Не откладывая кистей, Репин торопливо глотал принесенное и таким образом выгадывал для искусства те двадцать минут, которые он потерял бы, если бы спустился в столовую…Такое изнурительное труженичество не однажды доводило его в старости до потери сознания» (
«К старости у Репина стала болеть рука, и доктора предписали ему хотя бы один день в неделю не заниматься ни рисованием, ни живописью. Зная об этом, я к его приходу убирал со стола карандаши и перья. Сидя у меня за столом, Репин с тоской оглядывался, нет ли где карандаша или пера. И,не найдя ничего, хватал из пепельницы папиросный окурок, макал его в чернильницу и на первой же попавшейся бумажке начинал рисовать.
…Он действовал окурком как кистью, и чернильные пятна создавали впечатление живописи. Вглядываясь в эти чернильные пятна, сделанные размякшим и разбухшим окурком, я всегда восхищался их изощренной талантливостью» (
РЕРБЕРГ Федор Иванович
«Федор Иванович оказался очень симпатичным пожилым человеком, небольшого роста; седой, голова крупная, бородка клинышком, голос тихий, спокойный.
…Сам Федор Иванович всегда носил простой аккуратный костюм и не надевал ни халата, ни блузы, хотя в комнате, заставленной мольбертами, это было бы естественно.

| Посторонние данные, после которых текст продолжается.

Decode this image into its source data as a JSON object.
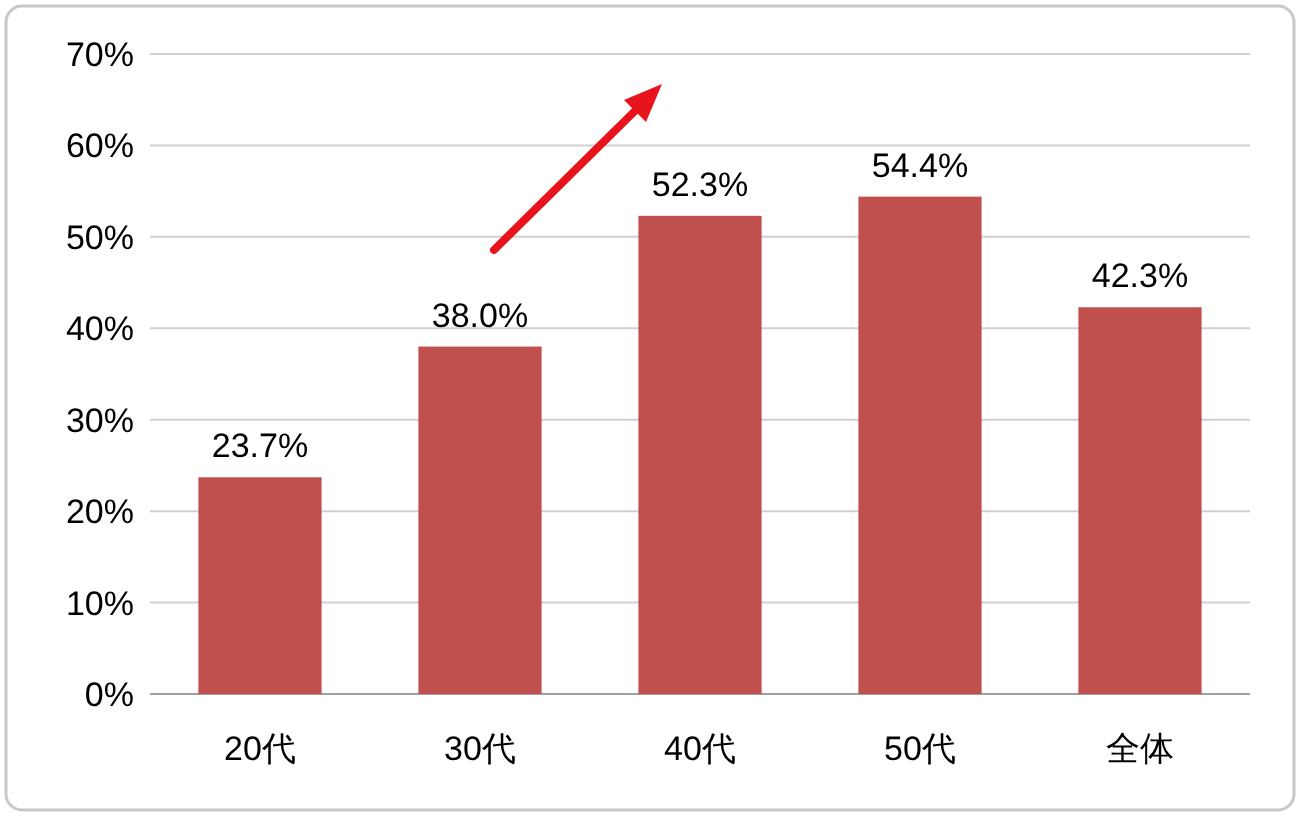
{
  "chart_data": {
    "type": "bar",
    "categories": [
      "20代",
      "30代",
      "40代",
      "50代",
      "全体"
    ],
    "values": [
      23.7,
      38.0,
      52.3,
      54.4,
      42.3
    ],
    "value_labels": [
      "23.7%",
      "38.0%",
      "52.3%",
      "54.4%",
      "42.3%"
    ],
    "color": "#c0504d",
    "ylim": [
      0,
      70
    ],
    "yticks": [
      {
        "value": 0,
        "label": "0%"
      },
      {
        "value": 10,
        "label": "10%"
      },
      {
        "value": 20,
        "label": "20%"
      },
      {
        "value": 30,
        "label": "30%"
      },
      {
        "value": 40,
        "label": "40%"
      },
      {
        "value": 50,
        "label": "50%"
      },
      {
        "value": 60,
        "label": "60%"
      },
      {
        "value": 70,
        "label": "70%"
      }
    ],
    "grid": "y"
  }
}
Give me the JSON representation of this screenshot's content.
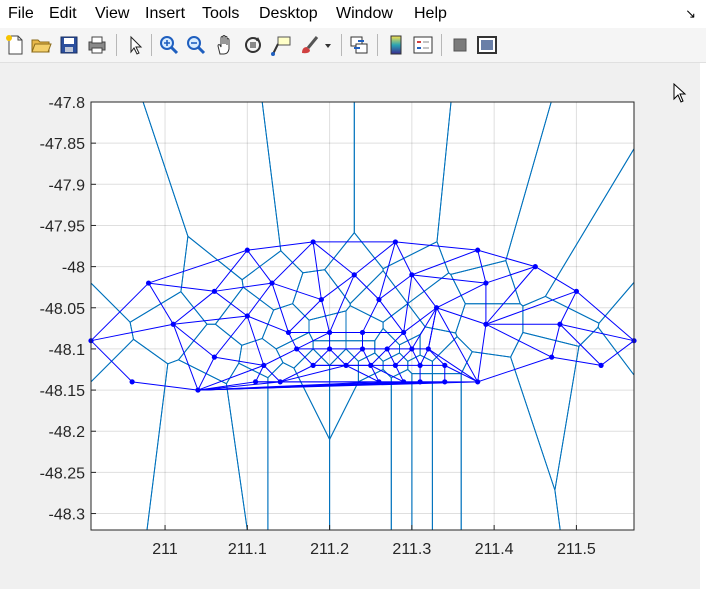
{
  "menu": {
    "items": [
      "File",
      "Edit",
      "View",
      "Insert",
      "Tools",
      "Desktop",
      "Window",
      "Help"
    ],
    "expand_icon": "dock-arrow-icon"
  },
  "toolbar": {
    "buttons": [
      "new-figure-icon",
      "open-file-icon",
      "save-icon",
      "print-icon",
      "edit-plot-arrow-icon",
      "zoom-in-icon",
      "zoom-out-icon",
      "pan-hand-icon",
      "rotate-3d-icon",
      "data-cursor-icon",
      "brush-icon",
      "brush-dropdown-icon",
      "link-plot-icon",
      "insert-colorbar-icon",
      "insert-legend-icon",
      "hide-plot-tools-icon",
      "show-plot-tools-icon"
    ]
  },
  "colors": {
    "delaunay": "#0000ff",
    "voronoi": "#0072bd",
    "node": "#0000ff",
    "axes_bg": "#ffffff",
    "figure_bg": "#f0f0f0"
  },
  "chart_data": {
    "type": "scatter",
    "title": "",
    "xlabel": "",
    "ylabel": "",
    "xlim": [
      210.91,
      211.57
    ],
    "ylim": [
      -48.32,
      -47.8
    ],
    "grid": true,
    "x_ticks": [
      "211",
      "211.1",
      "211.2",
      "211.3",
      "211.4",
      "211.5"
    ],
    "y_ticks": [
      "-47.8",
      "-47.85",
      "-47.9",
      "-47.95",
      "-48",
      "-48.05",
      "-48.1",
      "-48.15",
      "-48.2",
      "-48.25",
      "-48.3"
    ],
    "series": [
      {
        "kind": "triangulation-nodes",
        "points": [
          [
            210.91,
            -48.09
          ],
          [
            210.96,
            -48.14
          ],
          [
            210.98,
            -48.02
          ],
          [
            211.01,
            -48.07
          ],
          [
            211.04,
            -48.15
          ],
          [
            211.06,
            -48.03
          ],
          [
            211.06,
            -48.11
          ],
          [
            211.1,
            -47.98
          ],
          [
            211.1,
            -48.06
          ],
          [
            211.13,
            -48.02
          ],
          [
            211.11,
            -48.14
          ],
          [
            211.12,
            -48.12
          ],
          [
            211.14,
            -48.14
          ],
          [
            211.15,
            -48.08
          ],
          [
            211.16,
            -48.1
          ],
          [
            211.18,
            -47.97
          ],
          [
            211.19,
            -48.04
          ],
          [
            211.18,
            -48.12
          ],
          [
            211.2,
            -48.08
          ],
          [
            211.2,
            -48.1
          ],
          [
            211.22,
            -48.12
          ],
          [
            211.23,
            -48.01
          ],
          [
            211.24,
            -48.08
          ],
          [
            211.24,
            -48.1
          ],
          [
            211.25,
            -48.12
          ],
          [
            211.26,
            -48.04
          ],
          [
            211.28,
            -47.97
          ],
          [
            211.26,
            -48.14
          ],
          [
            211.27,
            -48.1
          ],
          [
            211.28,
            -48.12
          ],
          [
            211.29,
            -48.08
          ],
          [
            211.29,
            -48.14
          ],
          [
            211.3,
            -48.01
          ],
          [
            211.3,
            -48.1
          ],
          [
            211.31,
            -48.12
          ],
          [
            211.31,
            -48.14
          ],
          [
            211.32,
            -48.1
          ],
          [
            211.33,
            -48.05
          ],
          [
            211.34,
            -48.14
          ],
          [
            211.34,
            -48.12
          ],
          [
            211.38,
            -47.98
          ],
          [
            211.39,
            -48.02
          ],
          [
            211.39,
            -48.07
          ],
          [
            211.38,
            -48.14
          ],
          [
            211.45,
            -48.0
          ],
          [
            211.47,
            -48.11
          ],
          [
            211.48,
            -48.07
          ],
          [
            211.5,
            -48.03
          ],
          [
            211.53,
            -48.12
          ],
          [
            211.57,
            -48.09
          ]
        ]
      },
      {
        "kind": "delaunay-edges",
        "edges": [
          [
            0,
            2
          ],
          [
            2,
            7
          ],
          [
            7,
            15
          ],
          [
            15,
            26
          ],
          [
            26,
            40
          ],
          [
            40,
            44
          ],
          [
            44,
            47
          ],
          [
            47,
            49
          ],
          [
            49,
            48
          ],
          [
            48,
            45
          ],
          [
            45,
            43
          ],
          [
            43,
            38
          ],
          [
            38,
            4
          ],
          [
            4,
            1
          ],
          [
            1,
            0
          ],
          [
            0,
            3
          ],
          [
            3,
            4
          ],
          [
            2,
            3
          ],
          [
            2,
            5
          ],
          [
            5,
            3
          ],
          [
            5,
            7
          ],
          [
            7,
            9
          ],
          [
            9,
            15
          ],
          [
            5,
            9
          ],
          [
            5,
            8
          ],
          [
            8,
            9
          ],
          [
            3,
            8
          ],
          [
            8,
            6
          ],
          [
            6,
            4
          ],
          [
            3,
            6
          ],
          [
            6,
            11
          ],
          [
            11,
            4
          ],
          [
            8,
            11
          ],
          [
            8,
            13
          ],
          [
            9,
            13
          ],
          [
            9,
            16
          ],
          [
            15,
            16
          ],
          [
            15,
            21
          ],
          [
            21,
            26
          ],
          [
            16,
            21
          ],
          [
            16,
            13
          ],
          [
            16,
            18
          ],
          [
            18,
            13
          ],
          [
            21,
            25
          ],
          [
            25,
            26
          ],
          [
            26,
            32
          ],
          [
            32,
            40
          ],
          [
            32,
            41
          ],
          [
            40,
            41
          ],
          [
            41,
            44
          ],
          [
            25,
            32
          ],
          [
            21,
            18
          ],
          [
            18,
            22
          ],
          [
            22,
            25
          ],
          [
            25,
            30
          ],
          [
            30,
            32
          ],
          [
            32,
            37
          ],
          [
            37,
            41
          ],
          [
            41,
            42
          ],
          [
            42,
            44
          ],
          [
            42,
            47
          ],
          [
            47,
            46
          ],
          [
            46,
            49
          ],
          [
            46,
            48
          ],
          [
            45,
            46
          ],
          [
            42,
            46
          ],
          [
            42,
            45
          ],
          [
            42,
            43
          ],
          [
            37,
            42
          ],
          [
            37,
            43
          ],
          [
            30,
            37
          ],
          [
            37,
            36
          ],
          [
            36,
            43
          ],
          [
            11,
            12
          ],
          [
            12,
            4
          ],
          [
            11,
            10
          ],
          [
            10,
            4
          ],
          [
            13,
            14
          ],
          [
            14,
            11
          ],
          [
            14,
            17
          ],
          [
            17,
            12
          ],
          [
            14,
            19
          ],
          [
            19,
            17
          ],
          [
            17,
            20
          ],
          [
            19,
            20
          ],
          [
            19,
            23
          ],
          [
            23,
            20
          ],
          [
            20,
            24
          ],
          [
            23,
            24
          ],
          [
            23,
            28
          ],
          [
            28,
            24
          ],
          [
            24,
            29
          ],
          [
            28,
            29
          ],
          [
            28,
            33
          ],
          [
            33,
            29
          ],
          [
            29,
            34
          ],
          [
            33,
            34
          ],
          [
            33,
            36
          ],
          [
            36,
            34
          ],
          [
            34,
            39
          ],
          [
            36,
            39
          ],
          [
            39,
            38
          ],
          [
            38,
            35
          ],
          [
            35,
            34
          ],
          [
            35,
            31
          ],
          [
            31,
            29
          ],
          [
            31,
            27
          ],
          [
            27,
            24
          ],
          [
            27,
            20
          ],
          [
            20,
            12
          ],
          [
            12,
            10
          ],
          [
            10,
            27
          ],
          [
            27,
            31
          ],
          [
            31,
            38
          ],
          [
            18,
            19
          ],
          [
            22,
            23
          ],
          [
            30,
            33
          ],
          [
            13,
            18
          ],
          [
            22,
            30
          ],
          [
            18,
            22
          ],
          [
            14,
            18
          ],
          [
            23,
            22
          ],
          [
            28,
            30
          ],
          [
            33,
            37
          ],
          [
            36,
            37
          ],
          [
            39,
            43
          ],
          [
            4,
            27
          ],
          [
            4,
            31
          ],
          [
            4,
            35
          ],
          [
            4,
            38
          ],
          [
            4,
            43
          ],
          [
            17,
            24
          ],
          [
            24,
            31
          ],
          [
            12,
            27
          ],
          [
            10,
            12
          ]
        ]
      }
    ]
  }
}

Помещением для занятий служили две большие комнаты, входившие в состав обширной квартиры Рерберга и его семьи. Мастерские были оборудованы подиумами, мольбертами, табуретками и большим числом гипсов.
Студия давала общее художественное образование, готовила к поступлению в Школу живописи, ваяния и зодчества или в Академию художеств. В студии не было каких-либо переходных ступеней или классов. Федор Иванович группировал своих учеников по успеваемости. Усвоил рисование с гипсов – переходи к живой голове, потом к одетой фигуре и к фигуре обнаженной. Занятия по рисунку шли в одни часы, по живописи – в другие.